Feature Issue on Loneliness and People with Intellectual, Developmental, and Other Disabilities

Poems

Minister of Loneliness

By Anna McFarland

If I was made the minister of loneliness I would play some music and talk to them about their hobbies and their favorite type of music. Listening to them. Giving them advice or reassurance, talking about art.

She Was Lonely

By Dee Kilgore

Once upon a time there was a lonely girl who lived in a lonely house made of lonely bricks that held in heat and warded out the cold. The lonely girl did not want to leave her lonely house and venture out into the world because the world had tricked her before, neglected her after the assault on her body, her mind, her spirit, her soul. The lonely girl took hot showers all day, scrubbing herself not clean enough in her mind. So she scrubbed and scrubbed, and then made herself scalding hot coffee to burn the taste out of her mouth.

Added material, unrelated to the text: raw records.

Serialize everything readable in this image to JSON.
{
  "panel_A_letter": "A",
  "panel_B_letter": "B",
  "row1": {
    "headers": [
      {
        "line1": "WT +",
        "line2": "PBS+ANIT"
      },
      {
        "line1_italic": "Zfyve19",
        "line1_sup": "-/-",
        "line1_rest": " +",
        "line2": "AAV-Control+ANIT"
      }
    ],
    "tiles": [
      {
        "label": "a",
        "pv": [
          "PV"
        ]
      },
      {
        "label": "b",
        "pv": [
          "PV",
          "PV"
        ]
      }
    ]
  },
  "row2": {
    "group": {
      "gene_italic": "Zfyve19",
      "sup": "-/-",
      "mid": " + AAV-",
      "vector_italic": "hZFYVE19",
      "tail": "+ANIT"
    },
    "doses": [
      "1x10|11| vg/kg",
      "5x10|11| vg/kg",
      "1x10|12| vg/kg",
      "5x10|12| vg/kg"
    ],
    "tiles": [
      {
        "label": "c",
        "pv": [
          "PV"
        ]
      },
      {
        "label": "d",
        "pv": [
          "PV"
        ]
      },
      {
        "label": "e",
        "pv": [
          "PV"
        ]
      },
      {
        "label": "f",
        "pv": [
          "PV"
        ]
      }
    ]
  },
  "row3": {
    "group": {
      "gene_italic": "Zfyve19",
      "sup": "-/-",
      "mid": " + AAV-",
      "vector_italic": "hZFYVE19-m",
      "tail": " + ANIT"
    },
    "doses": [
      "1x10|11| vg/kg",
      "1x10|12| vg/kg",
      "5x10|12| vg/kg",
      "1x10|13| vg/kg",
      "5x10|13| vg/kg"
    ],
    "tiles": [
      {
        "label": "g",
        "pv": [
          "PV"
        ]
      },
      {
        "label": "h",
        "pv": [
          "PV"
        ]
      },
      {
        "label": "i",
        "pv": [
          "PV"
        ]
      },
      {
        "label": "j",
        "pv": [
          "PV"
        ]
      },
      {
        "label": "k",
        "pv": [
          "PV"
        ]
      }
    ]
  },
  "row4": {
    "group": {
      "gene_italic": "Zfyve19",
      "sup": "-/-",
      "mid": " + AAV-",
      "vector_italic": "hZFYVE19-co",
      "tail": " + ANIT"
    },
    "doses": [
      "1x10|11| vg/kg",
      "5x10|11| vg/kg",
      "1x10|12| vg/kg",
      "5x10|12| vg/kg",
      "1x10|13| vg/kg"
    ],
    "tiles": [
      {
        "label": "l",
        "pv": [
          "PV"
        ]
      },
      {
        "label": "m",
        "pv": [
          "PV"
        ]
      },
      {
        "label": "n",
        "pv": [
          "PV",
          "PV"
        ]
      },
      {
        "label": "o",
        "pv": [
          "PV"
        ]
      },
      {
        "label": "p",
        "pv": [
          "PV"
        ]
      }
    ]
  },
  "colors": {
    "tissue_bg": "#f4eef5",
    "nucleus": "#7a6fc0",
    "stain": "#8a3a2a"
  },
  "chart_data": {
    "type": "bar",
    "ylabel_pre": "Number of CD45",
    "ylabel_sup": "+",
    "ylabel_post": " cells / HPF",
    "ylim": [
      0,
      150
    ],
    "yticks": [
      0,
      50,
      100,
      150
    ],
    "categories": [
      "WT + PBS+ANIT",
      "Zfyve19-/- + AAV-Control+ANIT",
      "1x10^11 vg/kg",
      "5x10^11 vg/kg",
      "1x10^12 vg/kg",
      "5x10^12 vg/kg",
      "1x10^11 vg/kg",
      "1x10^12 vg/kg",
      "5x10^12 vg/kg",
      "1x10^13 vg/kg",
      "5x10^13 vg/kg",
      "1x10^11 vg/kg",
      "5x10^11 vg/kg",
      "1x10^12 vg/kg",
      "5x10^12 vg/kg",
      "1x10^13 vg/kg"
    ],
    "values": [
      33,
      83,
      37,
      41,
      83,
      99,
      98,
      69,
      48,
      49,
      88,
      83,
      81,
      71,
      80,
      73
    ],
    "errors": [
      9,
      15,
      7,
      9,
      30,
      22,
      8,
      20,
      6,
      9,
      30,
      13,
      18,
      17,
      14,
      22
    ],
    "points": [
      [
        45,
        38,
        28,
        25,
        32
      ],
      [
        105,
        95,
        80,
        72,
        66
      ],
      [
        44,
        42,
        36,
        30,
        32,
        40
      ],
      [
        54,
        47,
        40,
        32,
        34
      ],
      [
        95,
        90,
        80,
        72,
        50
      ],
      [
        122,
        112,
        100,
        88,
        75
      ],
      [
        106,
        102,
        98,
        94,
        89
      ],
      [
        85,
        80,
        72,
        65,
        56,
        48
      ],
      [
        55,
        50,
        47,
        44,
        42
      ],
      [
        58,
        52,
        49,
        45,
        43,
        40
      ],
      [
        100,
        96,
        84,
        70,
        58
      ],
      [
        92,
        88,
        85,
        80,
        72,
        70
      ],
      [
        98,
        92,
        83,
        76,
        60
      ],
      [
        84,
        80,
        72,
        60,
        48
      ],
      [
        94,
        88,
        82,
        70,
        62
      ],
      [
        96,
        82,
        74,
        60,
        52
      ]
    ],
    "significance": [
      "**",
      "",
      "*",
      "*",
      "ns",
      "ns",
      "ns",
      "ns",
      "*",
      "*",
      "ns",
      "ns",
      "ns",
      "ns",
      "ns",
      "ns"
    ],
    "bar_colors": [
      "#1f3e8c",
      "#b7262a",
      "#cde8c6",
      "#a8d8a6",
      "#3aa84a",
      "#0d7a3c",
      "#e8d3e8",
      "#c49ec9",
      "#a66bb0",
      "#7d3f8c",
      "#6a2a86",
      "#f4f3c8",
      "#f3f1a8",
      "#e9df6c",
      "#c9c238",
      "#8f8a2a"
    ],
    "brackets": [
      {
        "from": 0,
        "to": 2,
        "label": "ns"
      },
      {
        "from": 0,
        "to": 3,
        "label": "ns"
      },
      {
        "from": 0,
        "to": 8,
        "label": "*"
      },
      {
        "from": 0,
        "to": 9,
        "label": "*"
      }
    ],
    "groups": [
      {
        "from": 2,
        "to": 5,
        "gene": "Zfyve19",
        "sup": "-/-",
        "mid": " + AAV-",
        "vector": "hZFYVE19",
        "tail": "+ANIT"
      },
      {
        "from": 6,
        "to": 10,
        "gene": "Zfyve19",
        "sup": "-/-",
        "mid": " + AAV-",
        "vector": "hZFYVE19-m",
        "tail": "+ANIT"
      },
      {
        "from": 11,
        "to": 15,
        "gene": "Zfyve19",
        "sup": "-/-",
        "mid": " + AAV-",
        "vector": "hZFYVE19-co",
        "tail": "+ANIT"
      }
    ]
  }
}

The lonely girl read books when she wasn’t in the shower, books about love and desire knowing that that was not what had happened to her. So she got back in the shower and scrubbed some more, then dressed in her baggy jeans and an over-sized sweater, anything to make herself look undesirable. As if looks had anything to do with it when she had been the victim of a power play, caught between his inability to perform to his father’s expectations and acquiesce to his mother’s love. So he struck out at the lonely girl, rendering her as helpless as he always felt himself. They were two lonely people on the wrong collision path, the destinies now irrevocably tied together in knots of pain.